Anwälte der uigurischen Gefangenen haben beim Obersten Gerichtshof der USA Rechtsmittel gegen den "Kiyemba"-Entscheid eingelegt. Wenn dieses Urteil aufrecht erhalten wird, so sagen sie, würde es den Gerichtsentscheid des Falls "Boumediene v. Bush" vom Juni 2008 zunichte machen, in dem der Oberste Gerichtshof entschieden hatte, dass die Guantánamo-Häftlinge das Recht auf eine sofortige Anhörung nach dem Habeas-Corpus-Prinzip haben, um die Rechtmäßigkeit ihrer Inhaftierung in Frage zu stellen. Allem Anschein nach will das Justizministerium den "Kiyemba"-Gerichtsentscheid auch auf andere Guantánamo-Häftlinge anwenden. Deshalb, so die Anwälte in ihrer Antragsschrift an den Obersten Gerichtshof, ginge es um die Frage, ob das Urteil im Fall "Boumediene" weiterhin als richtungsweisend oder künftig als "Kuriosität" gelten wird. Das Justizministerium muss bis zum 29. Mai 2009 seine Antwort im Fall der uigurischen Männer präsentieren.

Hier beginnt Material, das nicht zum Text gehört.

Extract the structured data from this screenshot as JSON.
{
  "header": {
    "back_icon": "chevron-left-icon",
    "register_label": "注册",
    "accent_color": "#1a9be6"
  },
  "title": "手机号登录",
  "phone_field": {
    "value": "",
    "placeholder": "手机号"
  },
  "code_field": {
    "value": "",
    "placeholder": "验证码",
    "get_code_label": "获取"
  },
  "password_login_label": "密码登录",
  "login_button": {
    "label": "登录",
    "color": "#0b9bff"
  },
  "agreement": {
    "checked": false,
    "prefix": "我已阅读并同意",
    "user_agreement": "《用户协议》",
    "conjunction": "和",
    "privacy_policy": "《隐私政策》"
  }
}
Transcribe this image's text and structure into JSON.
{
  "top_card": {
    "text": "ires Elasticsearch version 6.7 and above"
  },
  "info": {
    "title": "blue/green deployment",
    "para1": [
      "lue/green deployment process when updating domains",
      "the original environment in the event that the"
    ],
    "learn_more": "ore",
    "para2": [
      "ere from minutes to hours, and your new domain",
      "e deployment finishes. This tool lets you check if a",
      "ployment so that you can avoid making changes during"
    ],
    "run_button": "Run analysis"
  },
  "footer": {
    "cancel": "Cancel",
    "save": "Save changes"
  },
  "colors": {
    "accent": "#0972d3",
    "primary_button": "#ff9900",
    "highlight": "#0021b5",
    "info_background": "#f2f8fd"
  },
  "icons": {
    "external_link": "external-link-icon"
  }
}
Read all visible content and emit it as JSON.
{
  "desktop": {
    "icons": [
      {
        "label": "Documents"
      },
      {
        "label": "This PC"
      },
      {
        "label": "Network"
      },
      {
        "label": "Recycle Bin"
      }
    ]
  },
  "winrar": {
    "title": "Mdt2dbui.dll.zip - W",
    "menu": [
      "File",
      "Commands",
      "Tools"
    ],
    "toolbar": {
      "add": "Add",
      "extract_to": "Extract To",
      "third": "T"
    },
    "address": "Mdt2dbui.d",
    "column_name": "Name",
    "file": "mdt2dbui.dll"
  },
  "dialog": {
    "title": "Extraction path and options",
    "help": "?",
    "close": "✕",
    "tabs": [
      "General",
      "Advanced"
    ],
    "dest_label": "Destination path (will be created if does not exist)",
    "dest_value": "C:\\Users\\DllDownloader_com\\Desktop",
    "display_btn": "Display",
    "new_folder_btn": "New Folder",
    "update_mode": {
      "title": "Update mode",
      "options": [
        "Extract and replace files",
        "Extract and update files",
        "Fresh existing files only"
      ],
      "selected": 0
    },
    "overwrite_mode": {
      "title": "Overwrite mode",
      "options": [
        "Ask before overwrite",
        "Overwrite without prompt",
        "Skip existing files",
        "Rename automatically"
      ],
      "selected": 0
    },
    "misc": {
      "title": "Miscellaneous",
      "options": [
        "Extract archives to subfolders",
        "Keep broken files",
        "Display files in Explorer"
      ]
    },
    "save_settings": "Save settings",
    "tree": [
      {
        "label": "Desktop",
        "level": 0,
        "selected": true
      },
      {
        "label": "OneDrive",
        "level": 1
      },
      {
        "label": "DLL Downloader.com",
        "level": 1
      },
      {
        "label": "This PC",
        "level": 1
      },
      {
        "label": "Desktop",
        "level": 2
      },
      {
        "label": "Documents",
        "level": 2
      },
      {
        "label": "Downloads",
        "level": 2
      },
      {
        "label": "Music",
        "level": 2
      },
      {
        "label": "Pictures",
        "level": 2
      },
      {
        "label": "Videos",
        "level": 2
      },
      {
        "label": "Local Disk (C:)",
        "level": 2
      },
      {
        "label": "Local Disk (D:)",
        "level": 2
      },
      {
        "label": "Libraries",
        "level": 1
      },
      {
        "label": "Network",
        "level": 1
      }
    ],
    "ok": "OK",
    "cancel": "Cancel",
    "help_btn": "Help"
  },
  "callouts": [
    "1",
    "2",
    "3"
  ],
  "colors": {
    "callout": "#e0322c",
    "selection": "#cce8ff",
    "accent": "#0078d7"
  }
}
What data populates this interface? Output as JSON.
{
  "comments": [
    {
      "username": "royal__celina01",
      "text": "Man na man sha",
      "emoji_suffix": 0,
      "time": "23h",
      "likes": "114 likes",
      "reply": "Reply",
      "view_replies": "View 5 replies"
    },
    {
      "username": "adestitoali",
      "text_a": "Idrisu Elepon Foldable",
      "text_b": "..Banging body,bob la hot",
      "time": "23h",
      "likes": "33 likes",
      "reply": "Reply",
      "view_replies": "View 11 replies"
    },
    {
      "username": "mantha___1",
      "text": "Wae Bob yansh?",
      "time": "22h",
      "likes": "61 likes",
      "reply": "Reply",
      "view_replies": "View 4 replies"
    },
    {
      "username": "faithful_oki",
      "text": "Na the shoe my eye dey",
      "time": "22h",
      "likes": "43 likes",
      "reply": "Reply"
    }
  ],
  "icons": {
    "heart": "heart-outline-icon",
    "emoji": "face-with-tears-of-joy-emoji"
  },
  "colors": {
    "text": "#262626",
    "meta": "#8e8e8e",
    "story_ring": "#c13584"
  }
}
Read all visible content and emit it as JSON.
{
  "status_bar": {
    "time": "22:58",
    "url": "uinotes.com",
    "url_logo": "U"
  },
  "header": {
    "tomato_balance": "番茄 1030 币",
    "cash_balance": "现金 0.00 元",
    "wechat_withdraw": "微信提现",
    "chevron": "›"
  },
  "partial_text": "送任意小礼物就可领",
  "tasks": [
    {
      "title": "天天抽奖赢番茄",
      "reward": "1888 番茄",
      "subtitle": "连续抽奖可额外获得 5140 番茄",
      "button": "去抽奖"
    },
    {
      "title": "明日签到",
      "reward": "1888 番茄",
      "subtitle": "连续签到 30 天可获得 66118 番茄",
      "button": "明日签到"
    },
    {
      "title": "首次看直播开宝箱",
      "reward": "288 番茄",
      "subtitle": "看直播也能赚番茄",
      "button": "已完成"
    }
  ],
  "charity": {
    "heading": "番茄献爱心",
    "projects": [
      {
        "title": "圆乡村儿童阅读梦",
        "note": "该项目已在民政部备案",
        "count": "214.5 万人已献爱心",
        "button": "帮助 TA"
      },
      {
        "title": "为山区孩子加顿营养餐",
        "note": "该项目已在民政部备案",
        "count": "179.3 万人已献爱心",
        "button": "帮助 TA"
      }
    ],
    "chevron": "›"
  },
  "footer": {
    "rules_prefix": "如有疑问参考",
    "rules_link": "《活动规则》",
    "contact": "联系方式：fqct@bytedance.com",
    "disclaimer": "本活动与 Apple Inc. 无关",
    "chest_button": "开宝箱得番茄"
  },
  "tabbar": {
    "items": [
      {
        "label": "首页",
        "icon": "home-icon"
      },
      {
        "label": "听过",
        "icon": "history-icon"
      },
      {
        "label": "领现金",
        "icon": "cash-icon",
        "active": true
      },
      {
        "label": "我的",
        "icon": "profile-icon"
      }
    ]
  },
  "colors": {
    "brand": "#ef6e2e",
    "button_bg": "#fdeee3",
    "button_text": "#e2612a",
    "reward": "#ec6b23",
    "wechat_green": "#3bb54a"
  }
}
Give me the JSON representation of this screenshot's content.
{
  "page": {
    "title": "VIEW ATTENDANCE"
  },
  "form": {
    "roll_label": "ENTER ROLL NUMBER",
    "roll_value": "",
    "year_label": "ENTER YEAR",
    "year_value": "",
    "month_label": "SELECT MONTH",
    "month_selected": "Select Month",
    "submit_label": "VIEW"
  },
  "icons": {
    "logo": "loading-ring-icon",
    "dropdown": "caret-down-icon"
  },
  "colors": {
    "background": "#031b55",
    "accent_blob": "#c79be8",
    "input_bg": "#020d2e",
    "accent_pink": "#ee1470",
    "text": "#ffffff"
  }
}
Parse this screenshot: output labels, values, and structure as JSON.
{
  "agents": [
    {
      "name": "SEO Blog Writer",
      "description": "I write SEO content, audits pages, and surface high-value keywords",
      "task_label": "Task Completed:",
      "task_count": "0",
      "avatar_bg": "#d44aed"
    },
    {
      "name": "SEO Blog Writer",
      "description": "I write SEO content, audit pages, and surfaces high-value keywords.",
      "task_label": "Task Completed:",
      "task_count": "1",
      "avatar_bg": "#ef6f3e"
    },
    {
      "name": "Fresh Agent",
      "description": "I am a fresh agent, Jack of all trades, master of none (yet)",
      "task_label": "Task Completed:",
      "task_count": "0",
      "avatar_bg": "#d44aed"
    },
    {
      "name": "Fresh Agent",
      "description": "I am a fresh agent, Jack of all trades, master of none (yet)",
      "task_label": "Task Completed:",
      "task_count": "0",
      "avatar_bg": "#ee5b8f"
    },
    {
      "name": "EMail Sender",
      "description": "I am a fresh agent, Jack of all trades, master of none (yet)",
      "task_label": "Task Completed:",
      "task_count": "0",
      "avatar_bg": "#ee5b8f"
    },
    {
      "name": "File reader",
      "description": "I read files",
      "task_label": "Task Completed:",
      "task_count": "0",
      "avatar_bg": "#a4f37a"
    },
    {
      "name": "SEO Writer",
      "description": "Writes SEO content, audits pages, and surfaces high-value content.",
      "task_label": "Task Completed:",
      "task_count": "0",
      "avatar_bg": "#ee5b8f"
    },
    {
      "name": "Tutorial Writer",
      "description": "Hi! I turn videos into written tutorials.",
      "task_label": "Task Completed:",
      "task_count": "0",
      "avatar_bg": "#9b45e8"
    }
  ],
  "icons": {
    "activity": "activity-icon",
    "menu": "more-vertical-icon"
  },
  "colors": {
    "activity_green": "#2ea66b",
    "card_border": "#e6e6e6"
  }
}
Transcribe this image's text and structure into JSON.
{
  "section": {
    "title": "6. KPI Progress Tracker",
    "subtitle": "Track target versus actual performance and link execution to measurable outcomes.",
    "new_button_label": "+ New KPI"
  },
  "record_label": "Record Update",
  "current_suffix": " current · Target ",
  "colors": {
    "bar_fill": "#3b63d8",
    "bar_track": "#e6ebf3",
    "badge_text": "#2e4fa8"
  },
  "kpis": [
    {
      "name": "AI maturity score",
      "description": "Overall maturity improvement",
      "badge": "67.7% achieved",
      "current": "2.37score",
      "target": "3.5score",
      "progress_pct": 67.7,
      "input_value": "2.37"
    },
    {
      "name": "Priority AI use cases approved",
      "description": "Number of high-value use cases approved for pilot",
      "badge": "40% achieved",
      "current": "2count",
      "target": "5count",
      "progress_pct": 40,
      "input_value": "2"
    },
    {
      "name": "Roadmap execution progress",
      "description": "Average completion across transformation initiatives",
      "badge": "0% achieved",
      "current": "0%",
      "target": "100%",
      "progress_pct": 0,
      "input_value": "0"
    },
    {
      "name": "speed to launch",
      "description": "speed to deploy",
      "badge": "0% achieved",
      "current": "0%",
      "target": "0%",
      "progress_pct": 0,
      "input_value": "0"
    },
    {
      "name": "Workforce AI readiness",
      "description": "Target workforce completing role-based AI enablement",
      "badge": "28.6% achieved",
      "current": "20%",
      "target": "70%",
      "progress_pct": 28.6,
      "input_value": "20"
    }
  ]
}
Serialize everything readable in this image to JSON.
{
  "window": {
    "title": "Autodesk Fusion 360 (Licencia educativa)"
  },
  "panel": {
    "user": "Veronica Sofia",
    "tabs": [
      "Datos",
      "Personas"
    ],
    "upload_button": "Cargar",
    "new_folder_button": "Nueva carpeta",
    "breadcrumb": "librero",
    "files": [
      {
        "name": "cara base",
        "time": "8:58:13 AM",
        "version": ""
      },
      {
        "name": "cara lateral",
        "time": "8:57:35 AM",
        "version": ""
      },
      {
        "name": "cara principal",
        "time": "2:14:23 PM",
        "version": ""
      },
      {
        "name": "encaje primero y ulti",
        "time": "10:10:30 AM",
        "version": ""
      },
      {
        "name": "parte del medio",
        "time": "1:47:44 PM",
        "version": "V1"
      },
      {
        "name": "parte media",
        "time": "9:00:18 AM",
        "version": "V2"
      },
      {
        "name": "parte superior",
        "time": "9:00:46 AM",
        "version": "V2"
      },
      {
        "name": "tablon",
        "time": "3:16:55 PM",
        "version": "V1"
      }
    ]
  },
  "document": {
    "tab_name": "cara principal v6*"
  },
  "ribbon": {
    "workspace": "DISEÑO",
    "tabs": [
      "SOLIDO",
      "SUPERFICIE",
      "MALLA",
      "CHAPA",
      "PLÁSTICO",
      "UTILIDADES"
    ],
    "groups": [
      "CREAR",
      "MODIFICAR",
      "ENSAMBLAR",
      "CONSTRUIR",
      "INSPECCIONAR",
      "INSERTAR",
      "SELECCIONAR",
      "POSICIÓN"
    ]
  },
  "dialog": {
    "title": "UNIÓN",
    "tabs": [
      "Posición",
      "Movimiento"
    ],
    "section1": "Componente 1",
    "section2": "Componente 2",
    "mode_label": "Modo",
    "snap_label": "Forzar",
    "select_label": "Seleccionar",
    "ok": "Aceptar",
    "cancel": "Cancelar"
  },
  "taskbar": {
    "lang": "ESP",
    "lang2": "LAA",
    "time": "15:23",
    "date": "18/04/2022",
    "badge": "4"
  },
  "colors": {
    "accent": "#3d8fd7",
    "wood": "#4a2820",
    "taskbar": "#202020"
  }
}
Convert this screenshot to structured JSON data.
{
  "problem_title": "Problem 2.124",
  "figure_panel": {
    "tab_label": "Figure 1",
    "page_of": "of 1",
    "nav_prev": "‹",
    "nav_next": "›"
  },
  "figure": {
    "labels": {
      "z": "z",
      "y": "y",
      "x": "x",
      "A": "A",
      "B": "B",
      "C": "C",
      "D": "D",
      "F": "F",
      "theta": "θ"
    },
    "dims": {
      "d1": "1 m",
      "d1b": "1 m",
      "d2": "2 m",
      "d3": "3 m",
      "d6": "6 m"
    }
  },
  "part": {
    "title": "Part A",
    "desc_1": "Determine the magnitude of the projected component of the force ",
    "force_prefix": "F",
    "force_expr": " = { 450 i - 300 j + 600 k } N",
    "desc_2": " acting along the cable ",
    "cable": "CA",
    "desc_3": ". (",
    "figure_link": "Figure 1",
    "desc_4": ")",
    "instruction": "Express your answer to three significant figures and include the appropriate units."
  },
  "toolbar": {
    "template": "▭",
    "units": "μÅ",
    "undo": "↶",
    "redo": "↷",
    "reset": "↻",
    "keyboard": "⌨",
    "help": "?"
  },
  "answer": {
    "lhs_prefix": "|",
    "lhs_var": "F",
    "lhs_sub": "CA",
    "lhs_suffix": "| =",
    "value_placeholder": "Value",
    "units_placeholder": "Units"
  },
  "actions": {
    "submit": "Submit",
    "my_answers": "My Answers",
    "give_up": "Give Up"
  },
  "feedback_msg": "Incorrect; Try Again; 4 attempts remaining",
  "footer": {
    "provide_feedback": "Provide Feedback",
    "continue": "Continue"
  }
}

Am 7. Mai 2009 wurde dem US-Kongress ein Gesetzesentwurf namens "Keep Terrorists out of America Act" vorgelegt, nach dem die Entlassung oder Überstellung von Guantánamo-Häftlingen in die USA nicht ohne die Zustimmung das Gouverneurs und der Legislative des jeweiligen Zielstaates möglich sein soll. Ein weiterer Gesetzesentwurf will die Überstellung von Guantánamo-Insassen in Hafteinrichtungen in Virginia verhindern.